The energy ministry is examining the possibility of easing the financial contributions of small-scale PV units – facilities with capacities of no more than 100 KW – to the “disruption management” plan, following requests made last week by renewable energy source (RES) representatives during a meeting hosted by the ministry, energypress has been informed by a leading ministry official and additional sources.
Following the meeting, during which energy minister Panos Skourletis updated energy industry officials spanning the entire sector on reform developments, including the “disruption management” plan – to enable energy cost savings for major-scale industry in exchange for shifting energy usage to off-peak hours whenever required by IPTO, the power grid operator – it had been announced that certain revisions to the ‘distruption’ plan’s funding would be attempted, even if just marginal, based on observations and proposals by participants.
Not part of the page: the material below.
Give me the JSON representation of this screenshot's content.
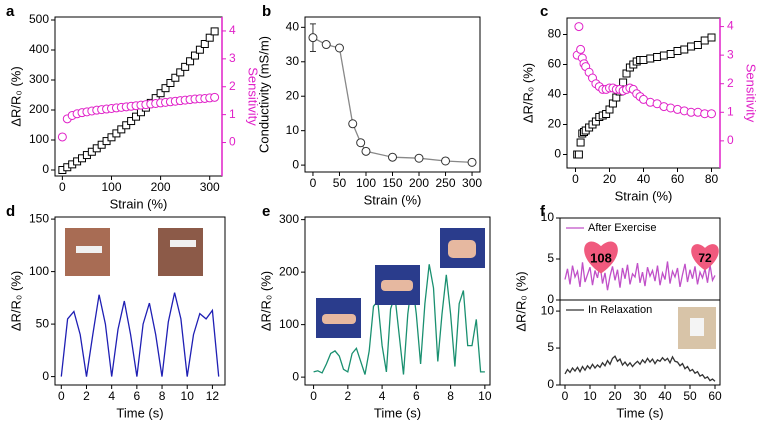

No further information had been provided.
Originally, it had been planned for small-scale photovoltaic sector operators with facilities of up to 100 KW, barring household PVs, to contribute 3.6 percent of their total turnover to the “disruption management” plan. Wind-energy facility operators were planned to contribute 1.8 percent of turnover, and small-scale hydropower stations 0.8 percent of turnover. This plan had been endorsed by the European Commission during the pre-Syriza coalition’s tenure.
The 3.6 percent contribution of small-scale PV operators may now be reduced, while contributions by other RES sub-sectors could be increased to offset the cut.
Based on the aforementioned percentage figures, a total of about 48 million euros would be raised annually for the “disruption management” plan, although it is believed that no more than 30 million euros is required.
RES sector officials condemned the plan during Friday’s meeting, noting sector firms are being called upon to contribute to a mechanism that will ultimately benefit the industrial sector.